Edit: The conclusion also took me a couple of attempts to parse. There's a heading "C is slower than Python with specified offset". To me, as a native English speaker, this reads as "C is slower (than Python) with specified offset" i.e. it sounds like they took the C code, specified the same offset as Python, and then it's still slower than Python. But it's the opposite: once the offset from Python was also specified in the C code, the C code was then faster. Still very interesting once I got what they were saying though.
It's surprising that something as simple as reading a file is slower in the Rust standard library as the Python standard library. Even knowing that a Python standard library call like this is written in C, you'd still expect the Rust standard library call to be of a similar speed; so you'd expect either that you're using it wrong, or that the Rust standard library has some weird behavior.
In this case, it turns out that neither were the case; there's just a weird hardware performance cliff based on the exact alignment of an allocation on particular hardware.

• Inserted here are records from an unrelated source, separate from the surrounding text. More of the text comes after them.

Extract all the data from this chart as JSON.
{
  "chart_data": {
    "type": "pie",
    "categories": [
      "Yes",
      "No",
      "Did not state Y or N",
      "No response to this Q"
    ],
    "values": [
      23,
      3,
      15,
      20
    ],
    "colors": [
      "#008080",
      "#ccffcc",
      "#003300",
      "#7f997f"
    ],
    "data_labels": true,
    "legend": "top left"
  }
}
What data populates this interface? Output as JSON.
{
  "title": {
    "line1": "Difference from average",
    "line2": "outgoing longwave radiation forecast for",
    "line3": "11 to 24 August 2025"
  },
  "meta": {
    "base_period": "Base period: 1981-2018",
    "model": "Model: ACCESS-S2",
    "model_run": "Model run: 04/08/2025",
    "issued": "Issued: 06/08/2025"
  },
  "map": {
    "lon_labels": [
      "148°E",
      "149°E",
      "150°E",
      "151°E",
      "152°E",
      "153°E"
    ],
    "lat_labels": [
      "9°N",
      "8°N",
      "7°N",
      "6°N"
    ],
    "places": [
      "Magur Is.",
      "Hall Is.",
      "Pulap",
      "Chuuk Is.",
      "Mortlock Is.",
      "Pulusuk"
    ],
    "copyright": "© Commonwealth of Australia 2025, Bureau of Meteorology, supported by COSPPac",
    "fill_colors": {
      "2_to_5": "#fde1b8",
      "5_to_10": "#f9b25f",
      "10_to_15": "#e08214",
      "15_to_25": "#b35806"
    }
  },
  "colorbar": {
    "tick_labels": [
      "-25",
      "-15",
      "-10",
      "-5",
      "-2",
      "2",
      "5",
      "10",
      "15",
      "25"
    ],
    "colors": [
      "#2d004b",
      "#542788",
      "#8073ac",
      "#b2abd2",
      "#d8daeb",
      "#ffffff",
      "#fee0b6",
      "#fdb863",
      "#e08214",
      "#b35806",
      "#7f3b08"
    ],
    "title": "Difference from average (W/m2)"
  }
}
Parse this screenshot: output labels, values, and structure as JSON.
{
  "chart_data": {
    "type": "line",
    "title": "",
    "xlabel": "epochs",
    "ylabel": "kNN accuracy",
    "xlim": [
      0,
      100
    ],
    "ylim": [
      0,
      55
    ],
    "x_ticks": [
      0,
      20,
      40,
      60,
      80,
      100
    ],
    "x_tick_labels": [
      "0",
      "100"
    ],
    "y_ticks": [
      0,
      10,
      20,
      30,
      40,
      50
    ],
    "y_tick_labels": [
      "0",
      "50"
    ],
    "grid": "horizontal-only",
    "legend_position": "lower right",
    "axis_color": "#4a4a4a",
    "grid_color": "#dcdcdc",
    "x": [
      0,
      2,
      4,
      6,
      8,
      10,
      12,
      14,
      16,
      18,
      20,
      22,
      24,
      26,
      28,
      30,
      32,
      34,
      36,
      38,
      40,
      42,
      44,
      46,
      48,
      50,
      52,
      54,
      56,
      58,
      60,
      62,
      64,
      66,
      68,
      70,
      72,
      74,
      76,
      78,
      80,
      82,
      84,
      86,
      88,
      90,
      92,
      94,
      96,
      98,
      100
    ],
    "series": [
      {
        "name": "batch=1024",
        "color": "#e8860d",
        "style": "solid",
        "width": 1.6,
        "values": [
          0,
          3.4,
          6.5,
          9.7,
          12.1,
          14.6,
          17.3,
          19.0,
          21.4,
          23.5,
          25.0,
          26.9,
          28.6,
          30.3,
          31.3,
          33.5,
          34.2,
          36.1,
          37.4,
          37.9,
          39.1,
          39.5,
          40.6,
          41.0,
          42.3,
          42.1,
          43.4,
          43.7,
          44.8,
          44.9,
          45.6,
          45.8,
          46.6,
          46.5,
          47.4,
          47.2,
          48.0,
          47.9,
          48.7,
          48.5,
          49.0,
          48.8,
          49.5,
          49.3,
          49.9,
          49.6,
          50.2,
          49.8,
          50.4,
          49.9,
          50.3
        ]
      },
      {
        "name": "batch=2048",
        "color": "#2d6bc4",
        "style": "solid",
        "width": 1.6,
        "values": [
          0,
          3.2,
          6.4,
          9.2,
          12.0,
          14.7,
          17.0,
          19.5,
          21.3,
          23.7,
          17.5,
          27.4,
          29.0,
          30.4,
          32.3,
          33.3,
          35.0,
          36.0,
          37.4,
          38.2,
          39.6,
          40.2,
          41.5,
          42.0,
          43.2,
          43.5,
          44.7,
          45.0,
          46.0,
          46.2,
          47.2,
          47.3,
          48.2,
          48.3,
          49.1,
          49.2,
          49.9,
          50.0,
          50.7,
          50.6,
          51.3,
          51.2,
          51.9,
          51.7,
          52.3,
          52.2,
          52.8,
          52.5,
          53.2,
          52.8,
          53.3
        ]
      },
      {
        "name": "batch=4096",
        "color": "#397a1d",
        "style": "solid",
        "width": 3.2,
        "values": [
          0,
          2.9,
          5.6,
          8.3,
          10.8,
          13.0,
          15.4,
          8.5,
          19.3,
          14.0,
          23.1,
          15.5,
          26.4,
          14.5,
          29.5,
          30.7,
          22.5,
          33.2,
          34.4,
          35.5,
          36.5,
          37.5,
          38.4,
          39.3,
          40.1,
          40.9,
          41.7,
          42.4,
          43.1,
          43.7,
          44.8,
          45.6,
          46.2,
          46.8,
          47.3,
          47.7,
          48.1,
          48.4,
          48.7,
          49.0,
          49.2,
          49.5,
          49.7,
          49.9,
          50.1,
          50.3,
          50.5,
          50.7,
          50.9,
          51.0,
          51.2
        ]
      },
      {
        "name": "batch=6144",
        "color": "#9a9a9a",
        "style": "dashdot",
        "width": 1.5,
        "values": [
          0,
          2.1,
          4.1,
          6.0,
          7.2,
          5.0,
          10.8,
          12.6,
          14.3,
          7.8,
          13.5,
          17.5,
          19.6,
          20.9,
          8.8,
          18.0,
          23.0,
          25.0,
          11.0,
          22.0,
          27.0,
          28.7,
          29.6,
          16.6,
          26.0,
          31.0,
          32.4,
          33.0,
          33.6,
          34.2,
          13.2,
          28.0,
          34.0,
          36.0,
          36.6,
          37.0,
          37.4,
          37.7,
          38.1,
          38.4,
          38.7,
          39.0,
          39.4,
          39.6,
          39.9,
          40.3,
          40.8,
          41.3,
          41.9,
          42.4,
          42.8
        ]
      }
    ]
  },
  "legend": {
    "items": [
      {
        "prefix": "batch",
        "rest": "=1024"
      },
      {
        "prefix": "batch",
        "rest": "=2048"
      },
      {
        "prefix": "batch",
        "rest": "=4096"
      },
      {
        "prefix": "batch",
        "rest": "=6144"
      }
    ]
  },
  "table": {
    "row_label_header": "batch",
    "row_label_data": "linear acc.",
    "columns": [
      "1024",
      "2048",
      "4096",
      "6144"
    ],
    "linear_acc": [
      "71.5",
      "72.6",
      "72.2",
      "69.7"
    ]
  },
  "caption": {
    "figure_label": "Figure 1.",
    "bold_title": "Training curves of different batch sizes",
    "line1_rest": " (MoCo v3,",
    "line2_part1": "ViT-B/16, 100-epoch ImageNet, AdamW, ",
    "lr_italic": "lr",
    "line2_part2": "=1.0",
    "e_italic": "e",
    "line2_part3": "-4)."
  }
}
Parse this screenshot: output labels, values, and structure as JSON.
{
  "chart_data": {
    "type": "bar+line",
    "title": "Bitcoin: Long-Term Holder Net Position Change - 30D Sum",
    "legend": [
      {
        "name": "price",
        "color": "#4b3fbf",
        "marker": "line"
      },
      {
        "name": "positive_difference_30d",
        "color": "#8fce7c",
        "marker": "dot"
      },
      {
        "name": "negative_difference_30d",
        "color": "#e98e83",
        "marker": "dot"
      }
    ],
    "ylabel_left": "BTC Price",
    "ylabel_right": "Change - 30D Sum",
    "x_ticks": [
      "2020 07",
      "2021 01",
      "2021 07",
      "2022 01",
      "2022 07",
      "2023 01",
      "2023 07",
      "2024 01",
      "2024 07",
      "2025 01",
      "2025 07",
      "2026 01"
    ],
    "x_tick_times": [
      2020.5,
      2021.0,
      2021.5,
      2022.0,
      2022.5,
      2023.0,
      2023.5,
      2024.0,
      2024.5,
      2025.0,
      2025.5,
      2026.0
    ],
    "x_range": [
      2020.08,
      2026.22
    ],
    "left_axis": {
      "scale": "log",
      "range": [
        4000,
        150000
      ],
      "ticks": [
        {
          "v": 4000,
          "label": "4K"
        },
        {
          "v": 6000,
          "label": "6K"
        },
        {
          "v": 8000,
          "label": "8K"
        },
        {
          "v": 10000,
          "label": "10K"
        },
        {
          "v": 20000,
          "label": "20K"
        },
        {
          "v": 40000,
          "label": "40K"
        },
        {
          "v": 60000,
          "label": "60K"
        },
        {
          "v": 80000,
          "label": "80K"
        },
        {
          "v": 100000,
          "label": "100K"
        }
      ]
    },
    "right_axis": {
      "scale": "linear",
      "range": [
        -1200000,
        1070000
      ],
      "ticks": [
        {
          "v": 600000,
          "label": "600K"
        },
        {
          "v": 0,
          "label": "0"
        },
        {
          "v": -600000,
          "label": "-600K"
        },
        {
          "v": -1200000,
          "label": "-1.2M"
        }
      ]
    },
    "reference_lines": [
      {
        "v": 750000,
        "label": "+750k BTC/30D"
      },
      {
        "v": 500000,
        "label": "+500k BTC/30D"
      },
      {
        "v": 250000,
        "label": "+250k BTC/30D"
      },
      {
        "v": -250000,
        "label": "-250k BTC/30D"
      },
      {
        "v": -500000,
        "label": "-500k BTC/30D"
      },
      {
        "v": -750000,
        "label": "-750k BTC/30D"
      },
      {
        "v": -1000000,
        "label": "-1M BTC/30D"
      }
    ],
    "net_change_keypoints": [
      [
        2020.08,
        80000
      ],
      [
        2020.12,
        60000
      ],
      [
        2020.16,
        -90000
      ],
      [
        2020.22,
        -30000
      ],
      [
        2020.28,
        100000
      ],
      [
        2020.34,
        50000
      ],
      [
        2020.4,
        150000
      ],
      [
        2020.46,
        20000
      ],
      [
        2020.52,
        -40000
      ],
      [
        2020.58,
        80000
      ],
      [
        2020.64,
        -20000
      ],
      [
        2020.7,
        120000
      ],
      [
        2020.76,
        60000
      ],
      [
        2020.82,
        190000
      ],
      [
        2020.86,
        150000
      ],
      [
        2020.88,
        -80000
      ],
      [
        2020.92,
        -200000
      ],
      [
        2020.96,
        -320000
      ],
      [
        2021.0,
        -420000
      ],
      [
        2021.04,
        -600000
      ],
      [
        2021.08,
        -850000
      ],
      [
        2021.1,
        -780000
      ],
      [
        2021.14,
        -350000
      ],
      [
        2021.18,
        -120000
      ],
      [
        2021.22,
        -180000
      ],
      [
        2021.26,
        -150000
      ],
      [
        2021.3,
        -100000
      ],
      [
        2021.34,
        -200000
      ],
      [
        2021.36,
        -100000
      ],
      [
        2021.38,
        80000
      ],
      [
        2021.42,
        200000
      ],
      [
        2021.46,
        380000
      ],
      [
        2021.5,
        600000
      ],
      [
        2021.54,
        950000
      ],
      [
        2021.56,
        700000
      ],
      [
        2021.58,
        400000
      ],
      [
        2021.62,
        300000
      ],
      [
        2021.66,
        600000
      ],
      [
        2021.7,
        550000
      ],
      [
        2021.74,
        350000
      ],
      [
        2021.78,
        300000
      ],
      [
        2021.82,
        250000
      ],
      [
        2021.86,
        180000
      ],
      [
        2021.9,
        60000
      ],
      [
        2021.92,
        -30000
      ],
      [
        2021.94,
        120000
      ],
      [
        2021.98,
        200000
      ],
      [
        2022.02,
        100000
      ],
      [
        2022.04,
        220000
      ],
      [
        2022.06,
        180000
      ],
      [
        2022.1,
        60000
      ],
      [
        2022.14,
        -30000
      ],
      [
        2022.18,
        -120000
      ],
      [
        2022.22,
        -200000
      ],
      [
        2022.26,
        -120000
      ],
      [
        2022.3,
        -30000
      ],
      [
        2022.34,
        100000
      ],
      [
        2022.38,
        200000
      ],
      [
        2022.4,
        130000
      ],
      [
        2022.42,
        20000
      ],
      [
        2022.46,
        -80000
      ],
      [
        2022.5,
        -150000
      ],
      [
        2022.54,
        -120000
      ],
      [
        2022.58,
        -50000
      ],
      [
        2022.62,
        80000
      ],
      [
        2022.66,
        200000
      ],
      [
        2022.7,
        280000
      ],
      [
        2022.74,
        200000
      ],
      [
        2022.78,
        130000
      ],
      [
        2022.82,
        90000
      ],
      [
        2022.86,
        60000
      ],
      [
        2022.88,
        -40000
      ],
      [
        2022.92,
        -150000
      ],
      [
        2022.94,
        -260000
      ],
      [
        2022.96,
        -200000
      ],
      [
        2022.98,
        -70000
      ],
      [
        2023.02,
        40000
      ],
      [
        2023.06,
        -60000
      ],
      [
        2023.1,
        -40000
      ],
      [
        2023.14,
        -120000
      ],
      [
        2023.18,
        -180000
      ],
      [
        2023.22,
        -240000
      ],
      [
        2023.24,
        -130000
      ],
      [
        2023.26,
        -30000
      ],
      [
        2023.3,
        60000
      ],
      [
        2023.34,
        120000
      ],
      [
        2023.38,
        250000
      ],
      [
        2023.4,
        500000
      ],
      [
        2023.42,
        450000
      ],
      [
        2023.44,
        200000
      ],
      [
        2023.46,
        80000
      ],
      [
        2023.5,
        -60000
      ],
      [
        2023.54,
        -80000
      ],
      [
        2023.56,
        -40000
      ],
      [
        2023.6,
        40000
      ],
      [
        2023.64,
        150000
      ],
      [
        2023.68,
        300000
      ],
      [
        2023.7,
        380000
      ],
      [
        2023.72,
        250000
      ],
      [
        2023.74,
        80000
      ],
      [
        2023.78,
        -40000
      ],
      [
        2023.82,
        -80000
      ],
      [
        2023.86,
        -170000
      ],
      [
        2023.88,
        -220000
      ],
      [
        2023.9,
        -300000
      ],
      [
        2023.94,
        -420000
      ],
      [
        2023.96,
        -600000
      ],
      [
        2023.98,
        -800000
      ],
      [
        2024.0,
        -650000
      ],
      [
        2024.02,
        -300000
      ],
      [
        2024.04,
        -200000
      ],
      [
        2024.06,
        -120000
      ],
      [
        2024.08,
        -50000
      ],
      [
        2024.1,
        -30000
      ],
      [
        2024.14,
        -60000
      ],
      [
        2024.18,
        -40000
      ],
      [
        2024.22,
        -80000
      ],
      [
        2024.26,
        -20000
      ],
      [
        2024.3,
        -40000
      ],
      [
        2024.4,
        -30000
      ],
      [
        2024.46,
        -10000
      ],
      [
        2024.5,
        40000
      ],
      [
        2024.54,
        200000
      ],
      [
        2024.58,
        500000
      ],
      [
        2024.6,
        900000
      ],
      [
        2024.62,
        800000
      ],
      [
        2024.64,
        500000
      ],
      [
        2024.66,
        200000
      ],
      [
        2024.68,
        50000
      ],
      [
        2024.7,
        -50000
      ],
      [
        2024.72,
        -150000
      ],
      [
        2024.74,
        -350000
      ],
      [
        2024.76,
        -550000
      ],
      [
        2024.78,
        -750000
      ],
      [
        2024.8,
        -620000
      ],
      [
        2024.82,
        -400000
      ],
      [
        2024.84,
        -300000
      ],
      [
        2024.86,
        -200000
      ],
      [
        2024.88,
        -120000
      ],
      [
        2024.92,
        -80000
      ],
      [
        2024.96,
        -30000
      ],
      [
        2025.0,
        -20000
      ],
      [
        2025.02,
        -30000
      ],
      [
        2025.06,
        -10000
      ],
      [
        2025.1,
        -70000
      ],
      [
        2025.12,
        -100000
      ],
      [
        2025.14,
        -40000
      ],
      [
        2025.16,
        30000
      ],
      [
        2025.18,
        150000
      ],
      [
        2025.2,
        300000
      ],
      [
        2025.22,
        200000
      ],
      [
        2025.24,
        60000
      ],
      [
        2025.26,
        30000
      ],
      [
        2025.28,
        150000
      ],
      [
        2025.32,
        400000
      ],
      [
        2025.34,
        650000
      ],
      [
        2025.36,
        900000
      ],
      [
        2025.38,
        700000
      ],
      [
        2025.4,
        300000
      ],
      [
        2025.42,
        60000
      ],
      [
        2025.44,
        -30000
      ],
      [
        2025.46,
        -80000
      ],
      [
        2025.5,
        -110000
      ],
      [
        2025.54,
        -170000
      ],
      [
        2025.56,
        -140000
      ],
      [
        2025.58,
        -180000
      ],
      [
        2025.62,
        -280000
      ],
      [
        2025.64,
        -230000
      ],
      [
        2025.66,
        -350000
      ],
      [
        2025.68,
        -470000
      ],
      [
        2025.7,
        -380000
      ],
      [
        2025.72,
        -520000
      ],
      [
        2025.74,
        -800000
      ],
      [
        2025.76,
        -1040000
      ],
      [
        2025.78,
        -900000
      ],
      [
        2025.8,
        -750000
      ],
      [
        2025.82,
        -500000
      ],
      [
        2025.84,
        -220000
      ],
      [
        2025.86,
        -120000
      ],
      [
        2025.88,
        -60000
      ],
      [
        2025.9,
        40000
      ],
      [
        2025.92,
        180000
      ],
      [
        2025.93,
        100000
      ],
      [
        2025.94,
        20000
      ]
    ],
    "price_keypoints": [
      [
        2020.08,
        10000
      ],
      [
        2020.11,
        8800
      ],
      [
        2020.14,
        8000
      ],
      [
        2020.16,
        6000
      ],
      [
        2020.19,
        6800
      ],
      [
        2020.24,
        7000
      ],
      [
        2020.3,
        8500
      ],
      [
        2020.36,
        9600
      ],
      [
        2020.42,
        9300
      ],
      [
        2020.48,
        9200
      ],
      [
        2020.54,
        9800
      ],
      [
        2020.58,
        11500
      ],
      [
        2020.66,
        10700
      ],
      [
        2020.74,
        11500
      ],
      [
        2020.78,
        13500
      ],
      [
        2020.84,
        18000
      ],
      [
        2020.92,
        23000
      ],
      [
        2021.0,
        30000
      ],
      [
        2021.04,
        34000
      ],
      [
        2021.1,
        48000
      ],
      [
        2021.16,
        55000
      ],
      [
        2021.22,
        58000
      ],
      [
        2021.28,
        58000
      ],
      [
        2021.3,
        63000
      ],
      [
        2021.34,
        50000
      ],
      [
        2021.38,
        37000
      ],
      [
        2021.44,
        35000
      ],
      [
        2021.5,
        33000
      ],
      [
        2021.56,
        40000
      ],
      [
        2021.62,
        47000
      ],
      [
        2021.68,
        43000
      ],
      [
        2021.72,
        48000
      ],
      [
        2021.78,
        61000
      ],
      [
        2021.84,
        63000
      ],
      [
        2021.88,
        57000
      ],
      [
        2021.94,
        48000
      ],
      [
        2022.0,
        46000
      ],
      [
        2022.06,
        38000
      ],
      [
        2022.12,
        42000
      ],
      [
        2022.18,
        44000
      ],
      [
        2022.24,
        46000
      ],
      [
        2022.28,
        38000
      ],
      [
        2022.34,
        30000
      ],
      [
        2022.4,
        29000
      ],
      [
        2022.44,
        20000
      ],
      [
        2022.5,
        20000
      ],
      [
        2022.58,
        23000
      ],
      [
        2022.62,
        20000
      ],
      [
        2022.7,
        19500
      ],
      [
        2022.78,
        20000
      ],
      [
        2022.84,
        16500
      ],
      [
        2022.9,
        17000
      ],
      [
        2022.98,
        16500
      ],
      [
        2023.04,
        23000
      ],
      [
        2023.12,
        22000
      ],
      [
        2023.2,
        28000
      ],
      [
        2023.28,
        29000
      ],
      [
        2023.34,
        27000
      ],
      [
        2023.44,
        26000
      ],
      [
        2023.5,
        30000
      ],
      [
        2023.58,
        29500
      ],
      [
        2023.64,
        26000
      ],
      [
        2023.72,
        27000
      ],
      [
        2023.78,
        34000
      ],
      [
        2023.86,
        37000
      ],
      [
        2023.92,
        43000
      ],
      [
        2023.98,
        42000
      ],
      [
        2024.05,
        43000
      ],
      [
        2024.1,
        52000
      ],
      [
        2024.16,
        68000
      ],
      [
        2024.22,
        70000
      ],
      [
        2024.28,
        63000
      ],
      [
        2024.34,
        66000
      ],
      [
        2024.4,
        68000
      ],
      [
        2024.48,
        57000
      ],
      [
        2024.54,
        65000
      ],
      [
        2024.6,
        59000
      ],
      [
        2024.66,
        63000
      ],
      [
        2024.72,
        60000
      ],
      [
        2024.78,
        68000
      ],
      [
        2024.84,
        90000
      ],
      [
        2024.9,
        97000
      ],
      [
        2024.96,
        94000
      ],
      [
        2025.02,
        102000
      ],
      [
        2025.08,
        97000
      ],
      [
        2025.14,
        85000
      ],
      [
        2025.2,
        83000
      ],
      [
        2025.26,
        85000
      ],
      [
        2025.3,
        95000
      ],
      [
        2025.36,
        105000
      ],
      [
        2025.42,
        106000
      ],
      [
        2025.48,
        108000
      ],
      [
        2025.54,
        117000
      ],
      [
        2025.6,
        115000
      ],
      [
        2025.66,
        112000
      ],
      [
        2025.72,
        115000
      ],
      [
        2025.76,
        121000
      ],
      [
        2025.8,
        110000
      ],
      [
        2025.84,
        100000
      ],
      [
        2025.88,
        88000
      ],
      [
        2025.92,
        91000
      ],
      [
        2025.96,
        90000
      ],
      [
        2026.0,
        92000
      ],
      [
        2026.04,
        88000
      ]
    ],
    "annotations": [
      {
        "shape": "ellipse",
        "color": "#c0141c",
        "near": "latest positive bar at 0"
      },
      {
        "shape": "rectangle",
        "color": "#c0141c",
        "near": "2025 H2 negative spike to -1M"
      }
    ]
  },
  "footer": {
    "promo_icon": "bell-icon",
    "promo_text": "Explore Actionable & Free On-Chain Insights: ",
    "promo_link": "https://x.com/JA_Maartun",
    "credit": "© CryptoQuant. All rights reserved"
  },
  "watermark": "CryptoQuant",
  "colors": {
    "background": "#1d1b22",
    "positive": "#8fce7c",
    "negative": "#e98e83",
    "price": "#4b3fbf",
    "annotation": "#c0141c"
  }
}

So, yeah, I'd expect a filesystem read to be pretty well optimized in Python, but I'd expect the same in Rust, so it's surprising that the latter was so much slower, and especially surprising that it turned out to be hardware and allocator dependent.
If I write Python and my code is fast, to me that sounds like Python is fast, I couldn't care less whether it's because the implementation is in another language or for some other reason.
When you see an interpreted language faster than a compiled one, it's worth looking at why, because most the time it's because there's some hidden issue causing the other to be slow (which could just be a different and much worse implementation).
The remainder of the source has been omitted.